It happened today: The ever-dreaded mistake on the Block of the Month. We got the first two distress calls. Kim was out, Cynthia fielded the calls. She looked at the instructions. She realized what had happened: When she fixed a typo in the instructions last week, she accidentally fixed it twice, thus making one part of the instructions correct, and creating a new part that was incorrect.
So before she taught her quilting class tonight, Cynthia fixed the typos, ate a chicken-salad sandwich, printed out 60 copies of the page, ate a brownie, then turned over the printed pages, and printed out the return address on the back of the page so it could be stapled shut and mailed out. (There was only one paper jam during this process. It was a pretty good night for printing.) During her class, she addressed as many of the letters as she could in between helping the people. She was grateful to the class for being good-humored about watching her do this.
After the class left, she finished the addressing.

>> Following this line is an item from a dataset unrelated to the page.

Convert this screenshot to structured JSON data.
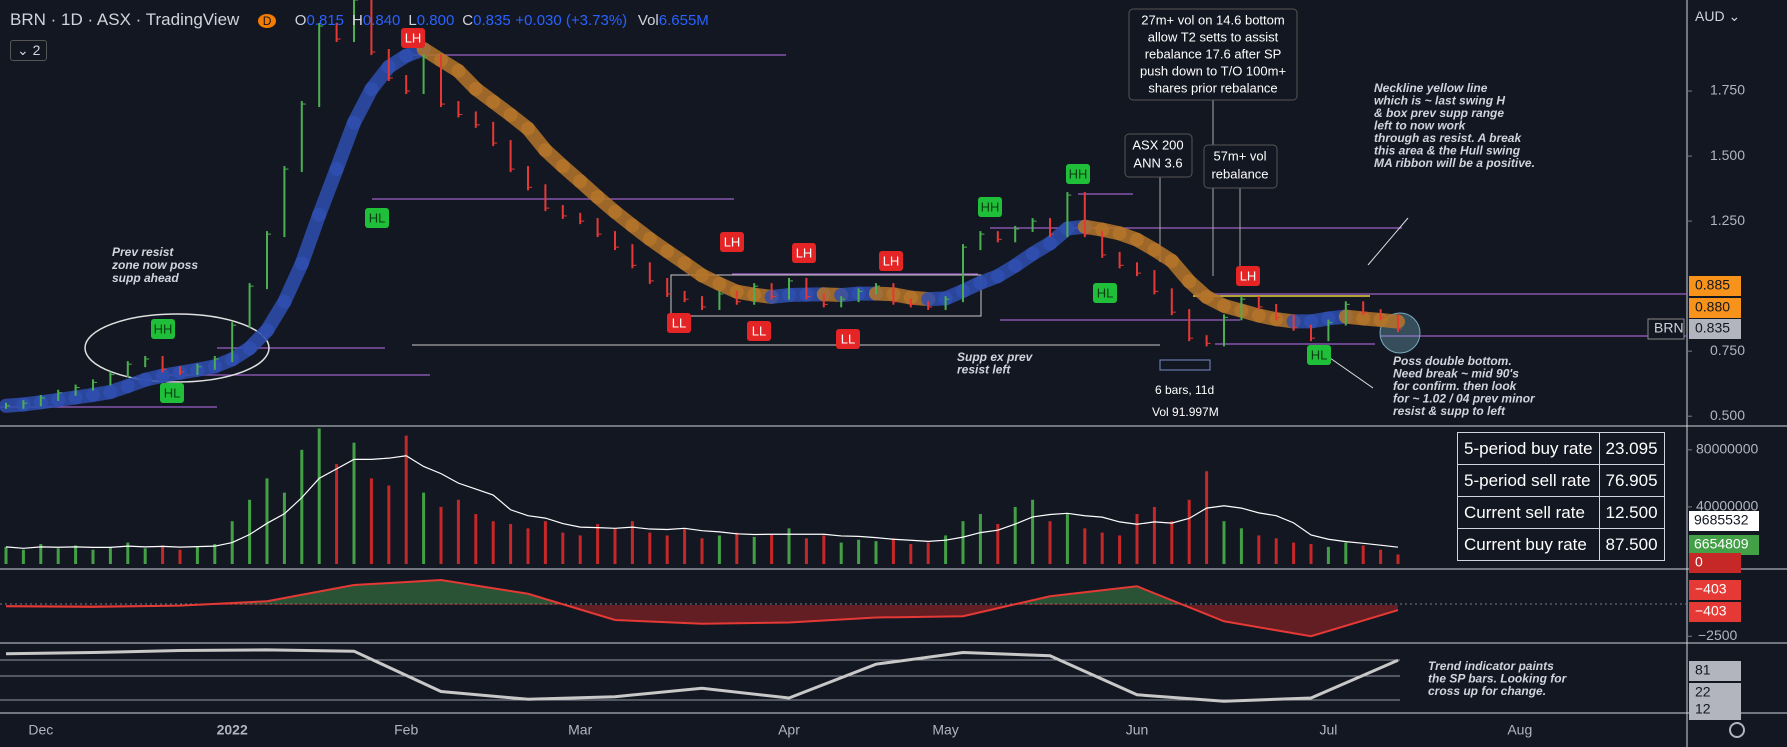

It was now 10:15. Time to get stamps and get the corrections mailed out. She grabbed two $10 bills from the cash register and headed to the Pine Grove Mills Post Office to get this task completely finished by the end of the night so she would no longer have it nagging at her. When she got there, she learned that the machine accepted bills no larger than $5.00.
So she went home, and she and Kevin of Cynthia went to Wal-Mart's postage machine and got stamps. It was now after 11:00. Kevin of Cynthia felt sorry for Cynthia, so when they got home, he put the stamps on all the letters.
Then he suggested that if she wanted, they could go to the Post Office to deliver the letters. After a 13.5-hour workday, Cynthia decided that this was probably a bad idea--although extremely well-intentioned and, on some level, tempting. The letters would not go out any faster anyway.
And so the letters will be posted first thing in the morning, and then, with any luck, the Block of the Month Trauma will be over.
Shop owner's prayer: Please, oh please, let the customers procrastinate long enough to receive the letter before they begin the block.